When we first began tracking successful experiments of quantum in Quantum Computing, Trends 2017, computational operations executed on a very small number of quantum bits. Recently, more companies have been moving from the lab to engineering development and by 2025, quantum computing moved from theory to real-world impact in finance (risk, optimization), drug discovery (molecular simulation), materials science, and logistics (routing), with early returns on investment seen by companies like Ford, J.P. Morgan, and Amazon.
In traditional silicon computers, data is represented in binary bits that are always in one of two states: either a 1 or a 0. However, in a quantum computer each quantum bit, or “qubit,” can represent both a 1 and a 0 at the same time through a principle called superposition. What this means is that a quantum computer can perform multitudes of calculations simultaneously; harnessing millions of qubits could, in a matter of minutes, process data and solve problems that would be impossible for today’s fastest supercomputers.

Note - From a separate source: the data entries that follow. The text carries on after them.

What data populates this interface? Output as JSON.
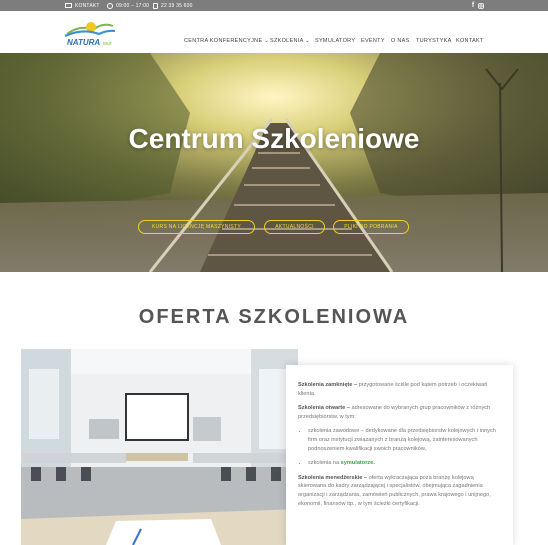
{
  "topbar": {
    "contact_label": "KONTAKT",
    "hours": "09:00 – 17:00",
    "phone": "22 39 35 600",
    "social": [
      "f",
      "ig"
    ]
  },
  "header": {
    "logo_text": "NATURA",
    "logo_sub": "tour",
    "nav": [
      "CENTRA KONFERENCYJNE ⌄",
      "SZKOLENIA ⌄",
      "SYMULATORY",
      "EVENTY",
      "O NAS",
      "TURYSTYKA",
      "KONTAKT"
    ]
  },
  "hero": {
    "title": "Centrum Szkoleniowe",
    "buttons": [
      "KURS NA LICENCJĘ MASZYNISTY",
      "AKTUALNOŚCI",
      "PLIKI DO POBRANIA"
    ]
  },
  "offer": {
    "title": "OFERTA SZKOLENIOWA",
    "closed_label": "Szkolenia zamknięte –",
    "closed_text": " przygotowane ściśle pod kątem potrzeb i oczekiwań klienta.",
    "open_label": "Szkolenia otwarte –",
    "open_text": " adresowane do wybranych grup pracowników z różnych przedsiębiorstw, w tym:",
    "bullet1": "szkolenia zawodowe – dedykowane dla przedsiębiorstw kolejowych i innych firm oraz instytucji związanych z branżą kolejową, zainteresowanych podnoszeniem kwalifikacji swoich pracowników,",
    "bullet2_pre": "szkolenia na ",
    "bullet2_link": "symulatorze.",
    "mgmt_label": "Szkolenia menedżerskie –",
    "mgmt_text": " oferta wykraczająca poza branżę kolejową skierowana do kadry zarządzającej i specjalistów, obejmująca zagadnienia organizacji i zarządzania, zamówień publicznych, prawa krajowego i unijnego, ekonomii, finansów itp., w tym ścieżki certyfikacji."
  },
  "colors": {
    "topbar": "#7d7d7d",
    "accent_yellow": "#f0d020",
    "green": "#3aa64a"
  }
}
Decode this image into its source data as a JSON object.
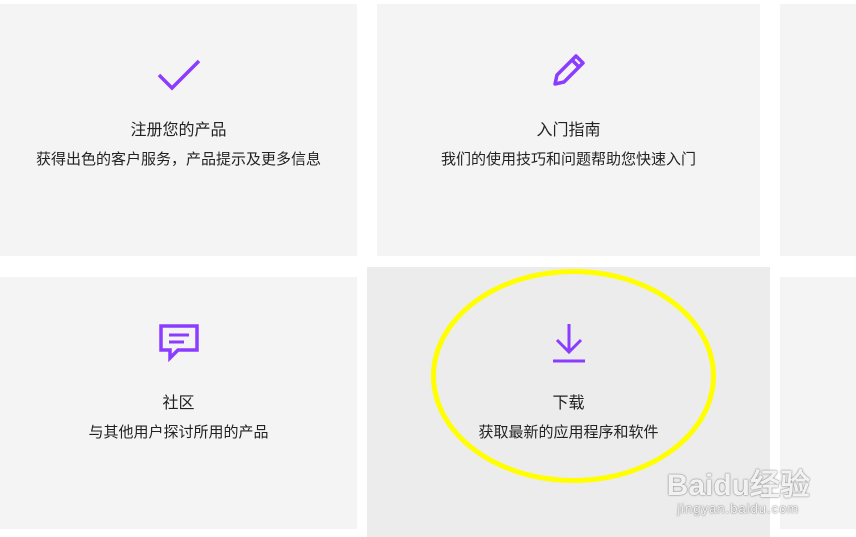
{
  "accent_color": "#8b3dff",
  "highlight_color": "#ffff00",
  "cards": [
    {
      "icon": "checkmark-icon",
      "title": "注册您的产品",
      "description": "获得出色的客户服务，产品提示及更多信息"
    },
    {
      "icon": "pencil-icon",
      "title": "入门指南",
      "description": "我们的使用技巧和问题帮助您快速入门"
    },
    {
      "icon": "chat-bubble-icon",
      "title": "社区",
      "description": "与其他用户探讨所用的产品"
    },
    {
      "icon": "download-icon",
      "title": "下载",
      "description": "获取最新的应用程序和软件"
    }
  ],
  "watermark": {
    "logo": "Baidu经验",
    "url": "jingyan.baidu.com"
  }
}
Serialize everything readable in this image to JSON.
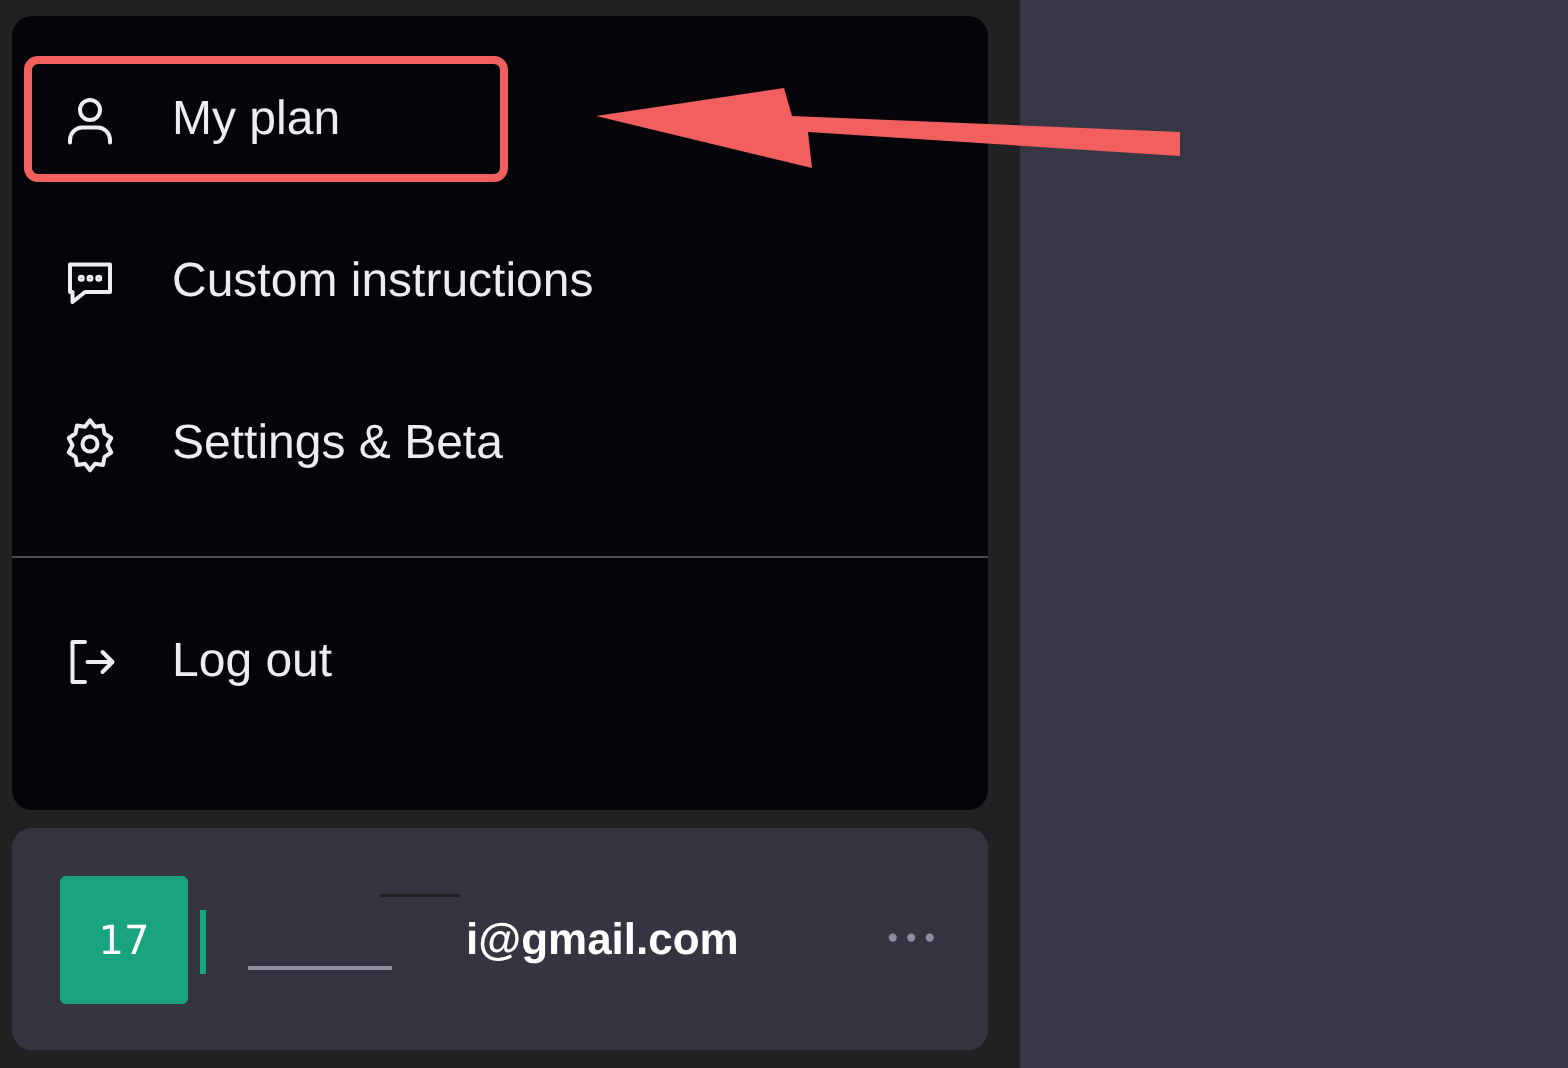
{
  "menu": {
    "sections": [
      {
        "items": [
          {
            "label": "My plan",
            "highlighted": true
          },
          {
            "label": "Custom instructions",
            "highlighted": false
          },
          {
            "label": "Settings & Beta",
            "highlighted": false
          }
        ]
      },
      {
        "items": [
          {
            "label": "Log out",
            "highlighted": false
          }
        ]
      }
    ]
  },
  "account": {
    "avatar_text": "17",
    "email": "i@gmail.com",
    "more": "•••"
  }
}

In 2025, foremost companies announced new quantum chips such as Willow (from Alphabet), Majorana 1 (Microsoft), Nighthawk/Loon (IBM), and Ocelot (Amazon). Many of these developments are focused on efficient error correction and scaling to accelerate development of practical, fault-tolerant quantum computers. Another important step forward was when Google announced the development of the “Quantum Echoes” algorithm that demonstrated verifiable quantum advantage, meaning it could be repeated on another quantum computer. In this case, a benchmark computation that would take a classical supercomputer an estimated 10 septillion (1 followed by 25 zeros) years was completed in under five minutes on the Willow chip.
The implications of large-scale quantum computers will be staggering. With such orders of magnitude of improvement in computing power, expect to see leaps forward in machine learning, artificial intelligence, and simulation modelling. At the same time, quantum computing could pose a threat to traditional encryption security measures that operate on the fundamental assumption that the encryption is too complex to break in a reasonable amount of time, given prevailing computing speeds.
While it’s still early days and many challenges exist in the development of Quantum Computing, we cannot help but imagine the possibilities, which could have a fundamental disruptive impact on the current technology market as we know it.